Доктор посмотрел проницательно:
— Родовой дефект, да? Нечто вроде проклятия?
— Может быть.
— Имейте в виду: дефект серьезный. Страх — главный механизм защиты жизни — и душевной, и физической. Конечно, если довлеет он над всеми чувствами — вот вам душевная болезнь. Но и его полное отсутствие — гибель.
— Но после смерти мужа она прожила еще тридцать лет.
— Не дай вам Бог! Закаменев, затвердев в бесчувствии, в бездействии.
— Ну понятно, не монашеская схима, а безумная гордыня. А может, шок от убийства.
— Да не убивала она!..
— У меня на этот счет свои соображения, Аркадий Васильевич.

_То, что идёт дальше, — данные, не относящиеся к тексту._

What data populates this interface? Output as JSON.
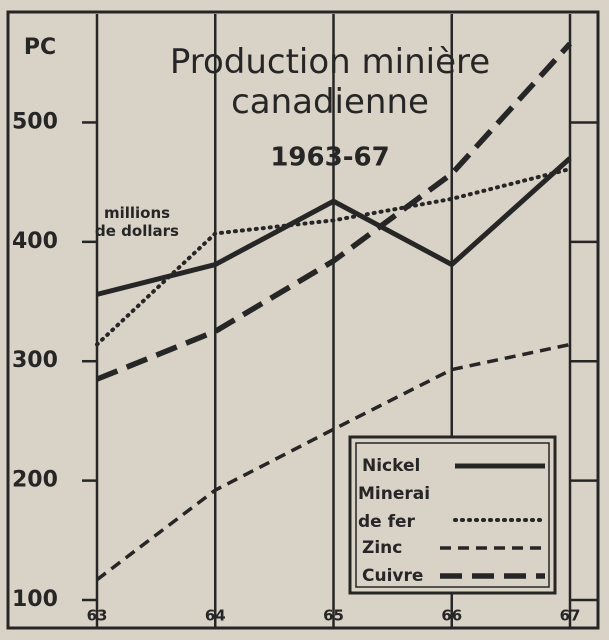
{
  "chart_data": {
    "type": "line",
    "logo": "PC",
    "title": "Production minière canadienne",
    "subtitle": "1963-67",
    "y_label": "millions de dollars",
    "categories": [
      "63",
      "64",
      "65",
      "66",
      "67"
    ],
    "series": [
      {
        "name": "Nickel",
        "color": "#262626",
        "line_style": "solid",
        "values": [
          356,
          381,
          434,
          381,
          470
        ]
      },
      {
        "name": "Minerai de fer",
        "color": "#262626",
        "line_style": "dotted",
        "values": [
          314,
          407,
          418,
          436,
          461
        ]
      },
      {
        "name": "Zinc",
        "color": "#262626",
        "line_style": "dashed",
        "values": [
          117,
          192,
          243,
          293,
          314
        ]
      },
      {
        "name": "Cuivre",
        "color": "#262626",
        "line_style": "longdash",
        "values": [
          285,
          325,
          384,
          457,
          566
        ]
      }
    ],
    "ylim": [
      100,
      590
    ],
    "yticks": [
      100,
      200,
      300,
      400,
      500
    ],
    "grid": true,
    "legend": "lower right"
  }
}
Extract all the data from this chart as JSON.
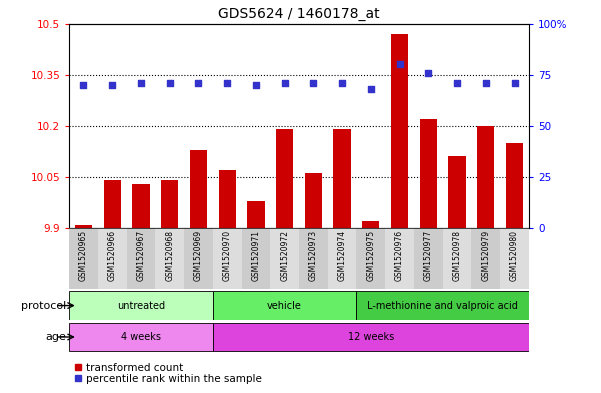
{
  "title": "GDS5624 / 1460178_at",
  "samples": [
    "GSM1520965",
    "GSM1520966",
    "GSM1520967",
    "GSM1520968",
    "GSM1520969",
    "GSM1520970",
    "GSM1520971",
    "GSM1520972",
    "GSM1520973",
    "GSM1520974",
    "GSM1520975",
    "GSM1520976",
    "GSM1520977",
    "GSM1520978",
    "GSM1520979",
    "GSM1520980"
  ],
  "bar_values": [
    9.91,
    10.04,
    10.03,
    10.04,
    10.13,
    10.07,
    9.98,
    10.19,
    10.06,
    10.19,
    9.92,
    10.47,
    10.22,
    10.11,
    10.2,
    10.15
  ],
  "dot_values": [
    70,
    70,
    71,
    71,
    71,
    71,
    70,
    71,
    71,
    71,
    68,
    80,
    76,
    71,
    71,
    71
  ],
  "bar_color": "#cc0000",
  "dot_color": "#3333cc",
  "ylim_left": [
    9.9,
    10.5
  ],
  "ylim_right": [
    0,
    100
  ],
  "yticks_left": [
    9.9,
    10.05,
    10.2,
    10.35,
    10.5
  ],
  "yticks_right": [
    0,
    25,
    50,
    75,
    100
  ],
  "ytick_labels_left": [
    "9.9",
    "10.05",
    "10.2",
    "10.35",
    "10.5"
  ],
  "ytick_labels_right": [
    "0",
    "25",
    "50",
    "75",
    "100%"
  ],
  "grid_values": [
    10.05,
    10.2,
    10.35
  ],
  "protocol_groups": [
    {
      "label": "untreated",
      "start": 0,
      "end": 4,
      "color": "#bbffbb"
    },
    {
      "label": "vehicle",
      "start": 5,
      "end": 9,
      "color": "#66ee66"
    },
    {
      "label": "L-methionine and valproic acid",
      "start": 10,
      "end": 15,
      "color": "#44cc44"
    }
  ],
  "age_groups": [
    {
      "label": "4 weeks",
      "start": 0,
      "end": 4,
      "color": "#ee88ee"
    },
    {
      "label": "12 weeks",
      "start": 5,
      "end": 15,
      "color": "#dd44dd"
    }
  ],
  "protocol_label": "protocol",
  "age_label": "age",
  "legend_bar": "transformed count",
  "legend_dot": "percentile rank within the sample",
  "bar_baseline": 9.9,
  "xlim": [
    -0.5,
    15.5
  ],
  "bg_colors": [
    "#cccccc",
    "#dddddd"
  ]
}
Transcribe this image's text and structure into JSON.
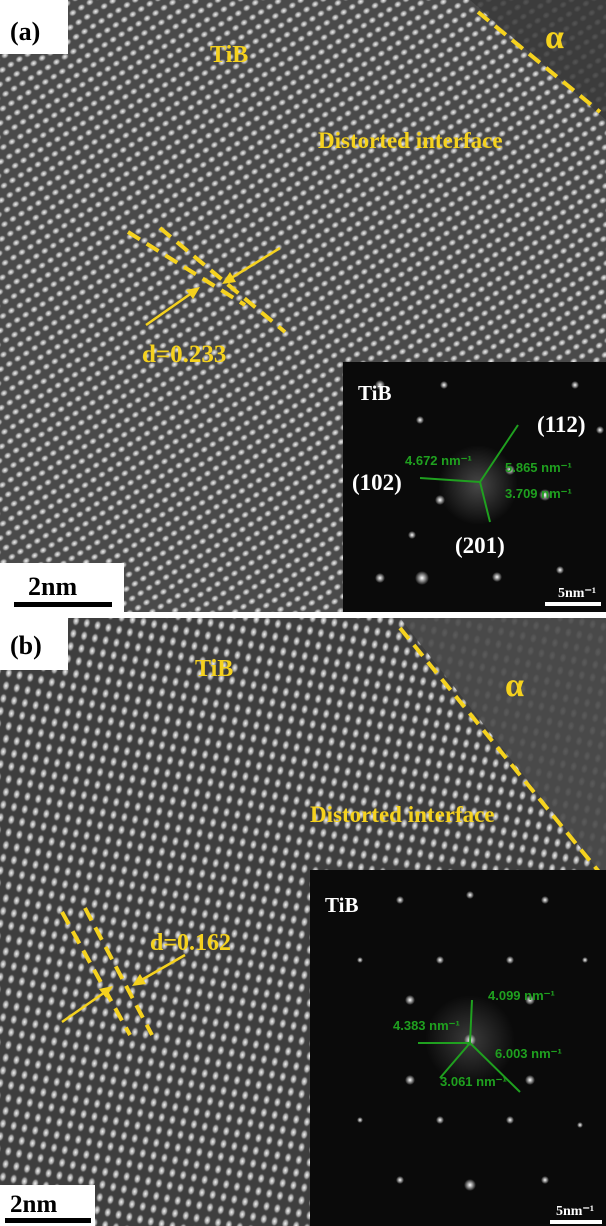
{
  "panels": [
    {
      "label": "(a)",
      "phase_matrix": "TiB",
      "phase_alpha": "α",
      "interface": "Distorted interface",
      "spacing": "d=0.233",
      "scale_bar": "2nm",
      "fft": {
        "title": "TiB",
        "planes": [
          "(112)",
          "(102)",
          "(201)"
        ],
        "distances": [
          "4.672 nm⁻¹",
          "5.865 nm⁻¹",
          "3.709 nm⁻¹"
        ],
        "scale_bar": "5nm⁻¹"
      }
    },
    {
      "label": "(b)",
      "phase_matrix": "TiB",
      "phase_alpha": "α",
      "interface": "Distorted interface",
      "spacing": "d=0.162",
      "scale_bar": "2nm",
      "fft": {
        "title": "TiB",
        "distances": [
          "4.383 nm⁻¹",
          "4.099 nm⁻¹",
          "6.003 nm⁻¹",
          "3.061 nm⁻¹"
        ],
        "scale_bar": "5nm⁻¹"
      }
    }
  ]
}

— Поведайте. — Старик насторожился.
— В свое время узнаете. Не обижайтесь. — Я говорил с трудом; голова кружилась все сильнее от смертного какого-то аромата, слабого, но невыносимого. Я машинально принюхался к чаю — в стакане с подстаканником в руке приятный дух смородинового листа… Не то! — Неужели вы не чувствуете? — вырвалось у меня.
— Что такое? — всполошился доктор.
— Вчерашний запах.
— Ну и что? Букет роз… вон, на подоконнике.
По какой-то подспудной ассоциации идей я вдруг спросил:
— Доктор, а вы были женаты?
— Я давний вдовец.
— Давний?
— Тридцать лет назад овдовел.
До вечера бродил я по лугам-полям-лесам. Местность угрюмая, безлюдная (дичающий русский простор, крестьяне успешно сжиты со свету). Простор, в котором я ищу труп. Да, собственно, ничего я не искал, просто хотелось одиночества. Прошел через исчезающее кладбище, постоял средь репейников и лопухов перед черным мрамором — чернее надвигающейся ночи. И спрятать скорбный прах под мраморные своды…
В доме светилось одно окно — на нижнем этаже в Лариной комнате, в которой, возможно, она и родилась (после сообщения доктора эта девочка стала мне как-то ближе, родственнее). Я собрал валежник под вековыми стволами и разжег высокий, до неба, костер. Просто так, вдруг захотелось. Сухостой трещал, разговаривая, искры летели во тьму шипучими звездами, от едкого дыма покруживалась голова, было хорошо. Нет, в жизни все-таки что-то есть… Тем больше чести вовремя уйти.
Вышла художница в джинсах, в наброшенной на плечи темной куртке. Подошла, и мы стояли молча, соучаствуя пламенному бытию.
— Я узнал сегодня, что ты здесь родилась.